05 / The thresholdWhere the math actually flips

Rule of thumb from looking at hundreds of practices:

  • Under $5M collections: outsourcing almost always wins. You can't afford a credible in-house team without overweighting one role (usually the practice manager doing billing as half their job).
  • $5M-$25M collections: outsourcing wins 80-90% of the time on cost. The exceptions: practices with a tenured in-house team that's been together 8+ years, deep payer relationships, and modern PM software already in place.
  • $25M-$50M collections: depends. If you have a strong RCM Director who can recruit and retain, in-house can be competitive. If you're rebuilding the team or post-merger, outsource.
  • $50M+ collections: in-house starts winning on per-unit cost (volume discounts inside salary lines), but you take on hiring, retention, software, and turnover risk. Most large systems run hybrid.

06 / HybridWhen hybrid is the right answer

Most large practices and health systems don't pick one. They run hybrid: in-house owns the front-end (registration, eligibility, charge capture, patient billing) where proximity to clinicians matters; outsourced owns the back-end (coding, claims, denials, AR follow-up) where scale and payer expertise matter.

The split tends to look like: 60-70% of FTEs in-house (because patient-facing roles benefit from proximity), 30-40% of dollar value outsourced (because back-office work scales better with offshore + technology).
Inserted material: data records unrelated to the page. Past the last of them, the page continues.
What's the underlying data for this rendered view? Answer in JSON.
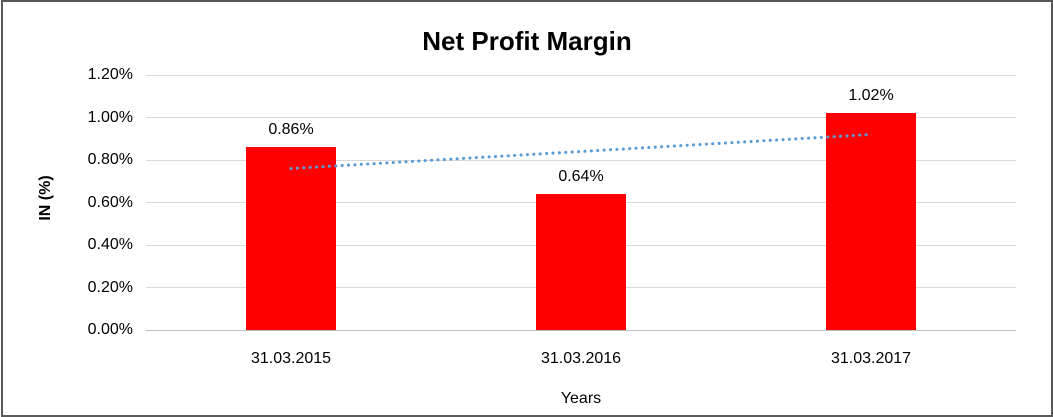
{
  "chart_data": {
    "type": "bar",
    "title": "Net Profit Margin",
    "categories": [
      "31.03.2015",
      "31.03.2016",
      "31.03.2017"
    ],
    "values": [
      0.86,
      0.64,
      1.02
    ],
    "data_labels": [
      "0.86%",
      "0.64%",
      "1.02%"
    ],
    "xlabel": "Years",
    "ylabel": "IN (%)",
    "ylim": [
      0,
      1.2
    ],
    "ytick_values": [
      0,
      0.2,
      0.4,
      0.6,
      0.8,
      1.0,
      1.2
    ],
    "ytick_labels": [
      "0.00%",
      "0.20%",
      "0.40%",
      "0.60%",
      "0.80%",
      "1.00%",
      "1.20%"
    ],
    "grid": "horizontal",
    "legend": "none",
    "trendline": {
      "type": "linear",
      "style": "dotted",
      "start_value": 0.76,
      "end_value": 0.92
    }
  },
  "colors": {
    "bar": "#ff0000",
    "trendline": "#5b9bd5",
    "gridline": "#d9d9d9",
    "axis_line": "#bfbfbf",
    "text": "#000000",
    "frame_border": "#595959"
  }
}
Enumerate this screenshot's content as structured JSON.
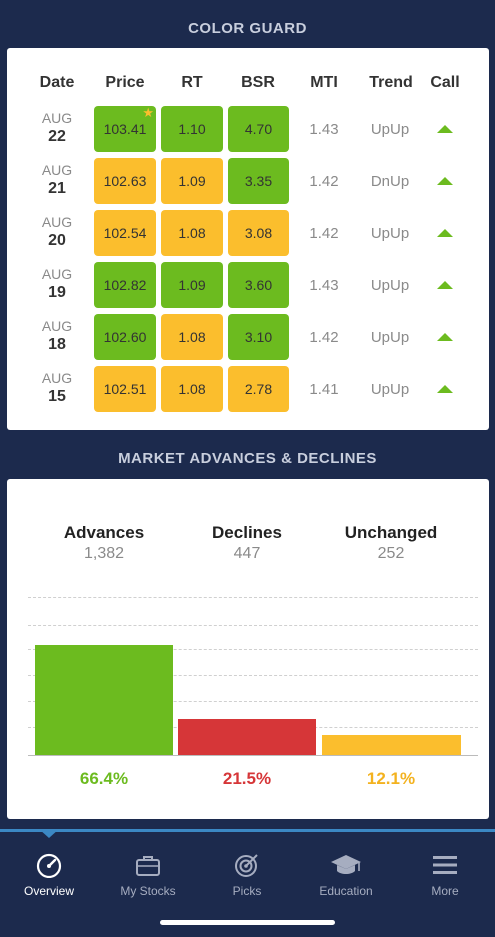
{
  "color_guard": {
    "title": "COLOR GUARD",
    "headers": [
      "Date",
      "Price",
      "RT",
      "BSR",
      "MTI",
      "Trend",
      "Call"
    ],
    "rows": [
      {
        "month": "AUG",
        "day": "22",
        "price": "103.41",
        "price_color": "green",
        "star": true,
        "rt": "1.10",
        "rt_color": "green",
        "bsr": "4.70",
        "bsr_color": "green",
        "mti": "1.43",
        "trend": "UpUp",
        "call": "up"
      },
      {
        "month": "AUG",
        "day": "21",
        "price": "102.63",
        "price_color": "yellow",
        "star": false,
        "rt": "1.09",
        "rt_color": "yellow",
        "bsr": "3.35",
        "bsr_color": "green",
        "mti": "1.42",
        "trend": "DnUp",
        "call": "up"
      },
      {
        "month": "AUG",
        "day": "20",
        "price": "102.54",
        "price_color": "yellow",
        "star": false,
        "rt": "1.08",
        "rt_color": "yellow",
        "bsr": "3.08",
        "bsr_color": "yellow",
        "mti": "1.42",
        "trend": "UpUp",
        "call": "up"
      },
      {
        "month": "AUG",
        "day": "19",
        "price": "102.82",
        "price_color": "green",
        "star": false,
        "rt": "1.09",
        "rt_color": "green",
        "bsr": "3.60",
        "bsr_color": "green",
        "mti": "1.43",
        "trend": "UpUp",
        "call": "up"
      },
      {
        "month": "AUG",
        "day": "18",
        "price": "102.60",
        "price_color": "green",
        "star": false,
        "rt": "1.08",
        "rt_color": "yellow",
        "bsr": "3.10",
        "bsr_color": "green",
        "mti": "1.42",
        "trend": "UpUp",
        "call": "up"
      },
      {
        "month": "AUG",
        "day": "15",
        "price": "102.51",
        "price_color": "yellow",
        "star": false,
        "rt": "1.08",
        "rt_color": "yellow",
        "bsr": "2.78",
        "bsr_color": "yellow",
        "mti": "1.41",
        "trend": "UpUp",
        "call": "up"
      }
    ]
  },
  "market": {
    "title": "MARKET ADVANCES & DECLINES",
    "advances_label": "Advances",
    "advances_value": "1,382",
    "declines_label": "Declines",
    "declines_value": "447",
    "unchanged_label": "Unchanged",
    "unchanged_value": "252"
  },
  "chart_data": {
    "type": "bar",
    "categories": [
      "Advances",
      "Declines",
      "Unchanged"
    ],
    "values": [
      66.4,
      21.5,
      12.1
    ],
    "labels": [
      "66.4%",
      "21.5%",
      "12.1%"
    ],
    "colors": [
      "#6cbb1f",
      "#d63638",
      "#fbbe2d"
    ],
    "ylim": [
      0,
      100
    ],
    "grid": true
  },
  "tabs": [
    {
      "label": "Overview",
      "icon": "speedometer-icon",
      "active": true
    },
    {
      "label": "My Stocks",
      "icon": "briefcase-icon",
      "active": false
    },
    {
      "label": "Picks",
      "icon": "target-icon",
      "active": false
    },
    {
      "label": "Education",
      "icon": "graduation-cap-icon",
      "active": false
    },
    {
      "label": "More",
      "icon": "menu-icon",
      "active": false
    }
  ],
  "colors": {
    "green": "#6cbb1f",
    "yellow": "#fbbe2d",
    "red": "#d63638",
    "navy": "#1c2a4d",
    "accent": "#3b88c4"
  }
}
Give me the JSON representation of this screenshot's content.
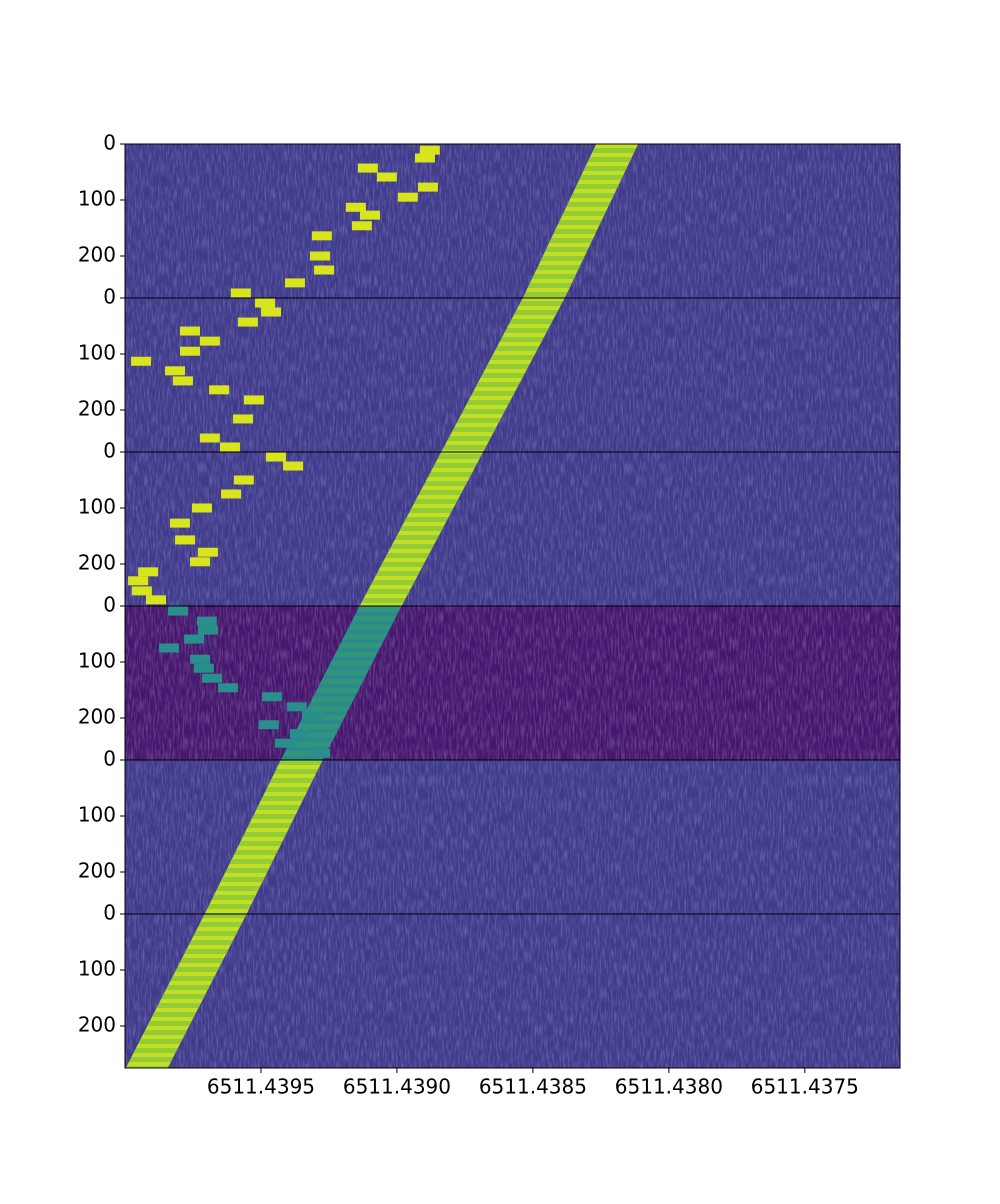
{
  "chart_data": {
    "type": "waterfall",
    "xlim": [
      6511.44,
      6511.43715
    ],
    "xticks": [
      6511.4395,
      {
        "value": 6511.439,
        "label": "6511.4390"
      },
      6511.4385,
      {
        "value": 6511.438,
        "label": "6511.4380"
      },
      6511.4375
    ],
    "ylim": [
      0,
      275
    ],
    "yticks": [
      0,
      100,
      200
    ],
    "band_width": 0.000154,
    "panels": [
      {
        "background": "#3f3a8a",
        "band": [
          6511.43819,
          6511.43846
        ],
        "band_color": "#c2df23",
        "blobs": {
          "x": [
            6511.438879,
            6511.438897,
            6511.439107,
            6511.439037,
            6511.438886,
            6511.43896,
            6511.439151,
            6511.439099,
            6511.439129,
            6511.439276,
            6511.439283,
            6511.439268,
            6511.439375,
            6511.439574
          ],
          "y": [
            11,
            25,
            43,
            59,
            77,
            95,
            113,
            127,
            146,
            164,
            200,
            225,
            248,
            266
          ]
        },
        "blob_color": "#d9e51c"
      },
      {
        "background": "#3f3a8a",
        "band": [
          6511.43846,
          6511.43876
        ],
        "band_color": "#c2df23",
        "blobs": {
          "x": [
            6511.439485,
            6511.439463,
            6511.439548,
            6511.439761,
            6511.439688,
            6511.439761,
            6511.439941,
            6511.439816,
            6511.439787,
            6511.439654,
            6511.439526,
            6511.439566,
            6511.439688,
            6511.439614
          ],
          "y": [
            9,
            25,
            43,
            59,
            77,
            95,
            113,
            130,
            148,
            164,
            182,
            216,
            250,
            266
          ]
        },
        "blob_color": "#d9e51c"
      },
      {
        "background": "#3f3a8a",
        "band": [
          6511.43876,
          6511.43906
        ],
        "band_color": "#c2df23",
        "blobs": {
          "x": [
            6511.439445,
            6511.439382,
            6511.439563,
            6511.43961,
            6511.439717,
            6511.439798,
            6511.439779,
            6511.439695,
            6511.439724,
            6511.439915,
            6511.439952,
            6511.439938,
            6511.439886
          ],
          "y": [
            9,
            25,
            50,
            75,
            100,
            127,
            157,
            179,
            196,
            214,
            230,
            248,
            264
          ]
        },
        "blob_color": "#d9e51c"
      },
      {
        "background": "#46166c",
        "band": [
          6511.43906,
          6511.43935
        ],
        "band_color": "#2a8a8c",
        "blobs": {
          "x": [
            6511.439805,
            6511.439699,
            6511.439695,
            6511.439746,
            6511.439838,
            6511.439724,
            6511.43971,
            6511.43968,
            6511.439621,
            6511.43946,
            6511.439368,
            6511.439313,
            6511.439471,
            6511.439357,
            6511.439412,
            6511.439283
          ],
          "y": [
            9,
            27,
            43,
            59,
            75,
            95,
            111,
            129,
            146,
            162,
            180,
            196,
            212,
            228,
            245,
            263
          ]
        },
        "blob_color": "#2a8f8c"
      },
      {
        "background": "#3f3a8a",
        "band": [
          6511.43935,
          6511.43963
        ],
        "band_color": "#c2df23",
        "blobs": {
          "x": [],
          "y": []
        },
        "blob_color": "#d9e51c"
      },
      {
        "background": "#3f3a8a",
        "band": [
          6511.43963,
          6511.43992
        ],
        "band_color": "#c2df23",
        "blobs": {
          "x": [],
          "y": []
        },
        "blob_color": "#d9e51c"
      }
    ]
  }
}
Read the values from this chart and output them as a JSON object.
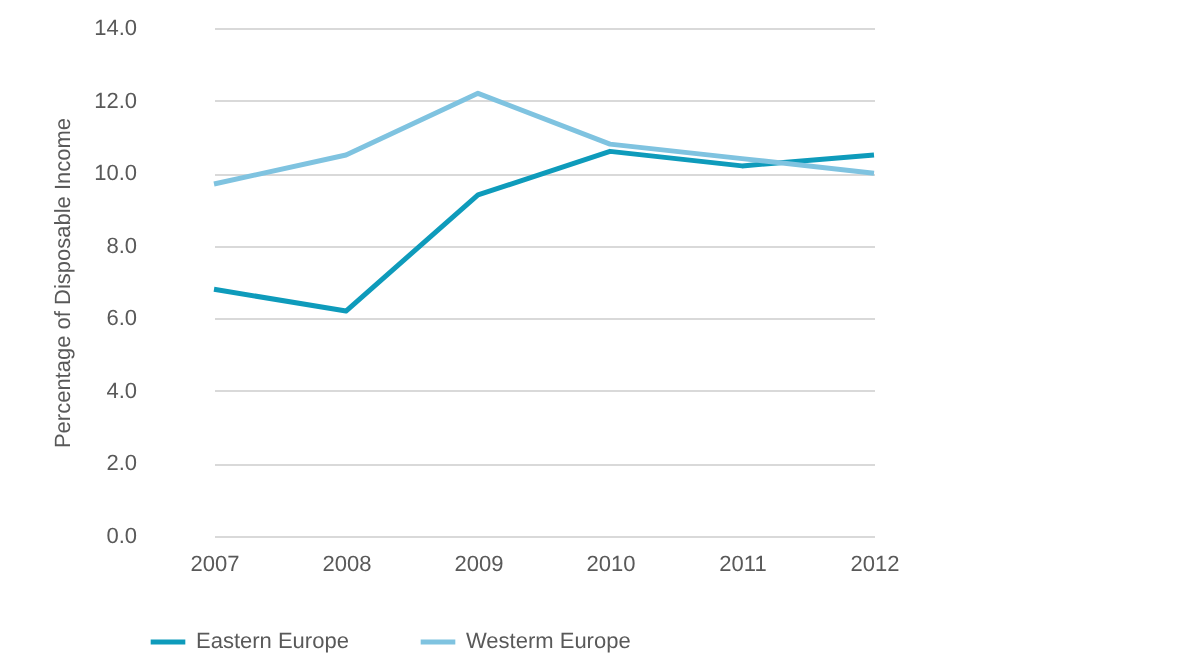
{
  "chart_data": {
    "type": "line",
    "ylabel": "Percentage of Disposable Income",
    "categories": [
      "2007",
      "2008",
      "2009",
      "2010",
      "2011",
      "2012"
    ],
    "series": [
      {
        "name": "Eastern Europe",
        "color": "#0e9bbb",
        "values": [
          6.8,
          6.2,
          9.4,
          10.6,
          10.2,
          10.5
        ]
      },
      {
        "name": "Westerm Europe",
        "color": "#7fc3e0",
        "values": [
          9.7,
          10.5,
          12.2,
          10.8,
          10.4,
          10.0
        ]
      }
    ],
    "ylim": [
      0,
      14
    ],
    "yticks": [
      {
        "value": 0,
        "label": "0.0"
      },
      {
        "value": 2,
        "label": "2.0"
      },
      {
        "value": 4,
        "label": "4.0"
      },
      {
        "value": 6,
        "label": "6.0"
      },
      {
        "value": 8,
        "label": "8.0"
      },
      {
        "value": 10,
        "label": "10.0"
      },
      {
        "value": 12,
        "label": "12.0"
      },
      {
        "value": 14,
        "label": "14.0"
      }
    ],
    "grid": "y",
    "legend": "bottom",
    "marker": "none",
    "line_style": "solid"
  }
}
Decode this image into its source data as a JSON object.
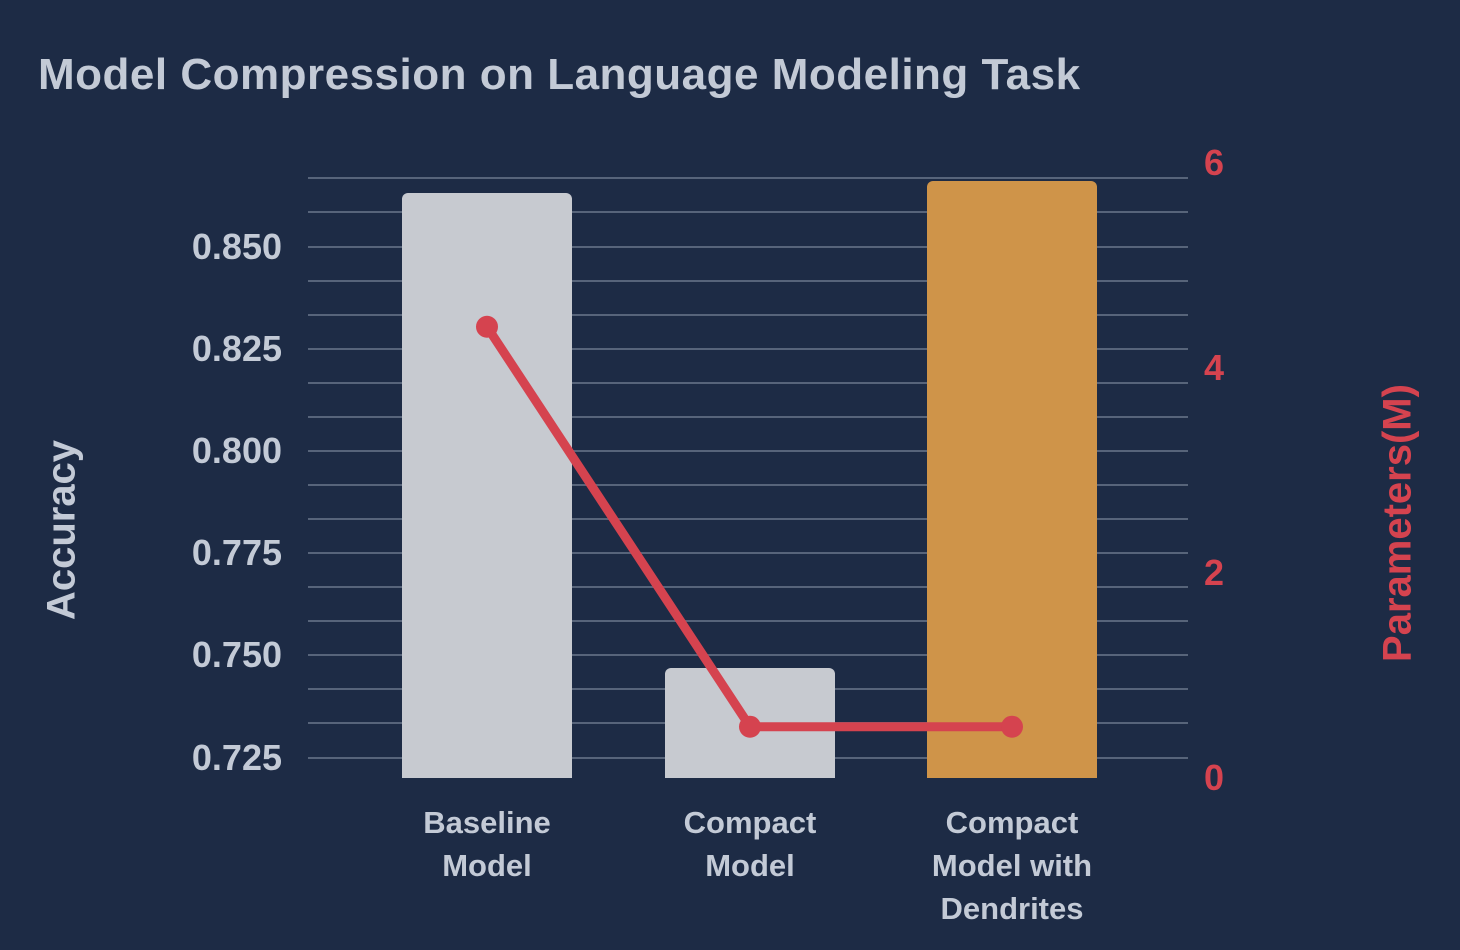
{
  "chart_data": {
    "type": "bar",
    "title": "Model Compression on Language Modeling Task",
    "ylabel_left": "Accuracy",
    "ylabel_right": "Parameters(M)",
    "categories": [
      {
        "label": "Baseline Model",
        "lines": [
          "Baseline",
          "Model"
        ]
      },
      {
        "label": "Compact Model",
        "lines": [
          "Compact",
          "Model"
        ]
      },
      {
        "label": "Compact Model with Dendrites",
        "lines": [
          "Compact",
          "Model with",
          "Dendrites"
        ]
      }
    ],
    "series": [
      {
        "name": "Accuracy",
        "type": "bar",
        "axis": "left",
        "values": [
          0.863,
          0.747,
          0.866
        ],
        "colors": [
          "#c7cad0",
          "#c7cad0",
          "#cf9449"
        ]
      },
      {
        "name": "Parameters(M)",
        "type": "line",
        "axis": "right",
        "values": [
          4.4,
          0.5,
          0.5
        ],
        "color": "#d5434f"
      }
    ],
    "yticks_left": [
      {
        "label": "0.850",
        "value": 0.85
      },
      {
        "label": "0.825",
        "value": 0.825
      },
      {
        "label": "0.800",
        "value": 0.8
      },
      {
        "label": "0.775",
        "value": 0.775
      },
      {
        "label": "0.750",
        "value": 0.75
      },
      {
        "label": "0.725",
        "value": 0.725
      }
    ],
    "yticks_right": [
      {
        "label": "6",
        "value": 6
      },
      {
        "label": "4",
        "value": 4
      },
      {
        "label": "2",
        "value": 2
      },
      {
        "label": "0",
        "value": 0
      }
    ],
    "ylim_left": [
      0.72,
      0.867
    ],
    "ylim_right": [
      0,
      5.86
    ],
    "grid": {
      "orientation": "horizontal",
      "min": 0.725,
      "step": 0.00833333,
      "count": 18
    },
    "legend": "none"
  },
  "colors": {
    "background": "#1d2b45",
    "text": "#c3cad6",
    "bar_gray": "#c7cad0",
    "bar_orange": "#cf9449",
    "line_red": "#d5434f",
    "gridline": "#91a0b0"
  }
}
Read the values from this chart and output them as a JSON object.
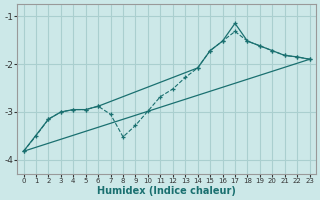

Done right, hybrid gets you the best of both: clinician trust on the front end, payer expertise on the back end.

07 / Decision framework5 questions before you decide

  1. What's our current fully-loaded RCM cost? (Not just biller salaries — everything in section 2.) If you can't answer this in writing, that's your first project.
  2. What's our hiring runway? Are open billing/coding/credentialing roles getting filled in 60 days or 6 months?
  3. What's our turnover rate? If you've replaced 30%+ of your billing team in the last 24 months, in-house is fragile.
  4. How concentrated is our payer mix? If 80% of revenue comes from 3 payers, in-house can excel. If you're navigating 50+ payers and growing, outsourcing scales better.
  5. What's our growth trajectory? Practices growing 20%+/year usually outgrow in-house faster than they can hire. Outsourcing absorbs growth without recruiting cycles.

The honest summary: outsourcing isn't always cheaper, but it's almost always less risky for practices under $50M in collections. The cases where in-house wins are rare and require an unusual combination of tenure, software maturity, and predictable payer mix. Run the numbers honestly and the answer usually presents itself.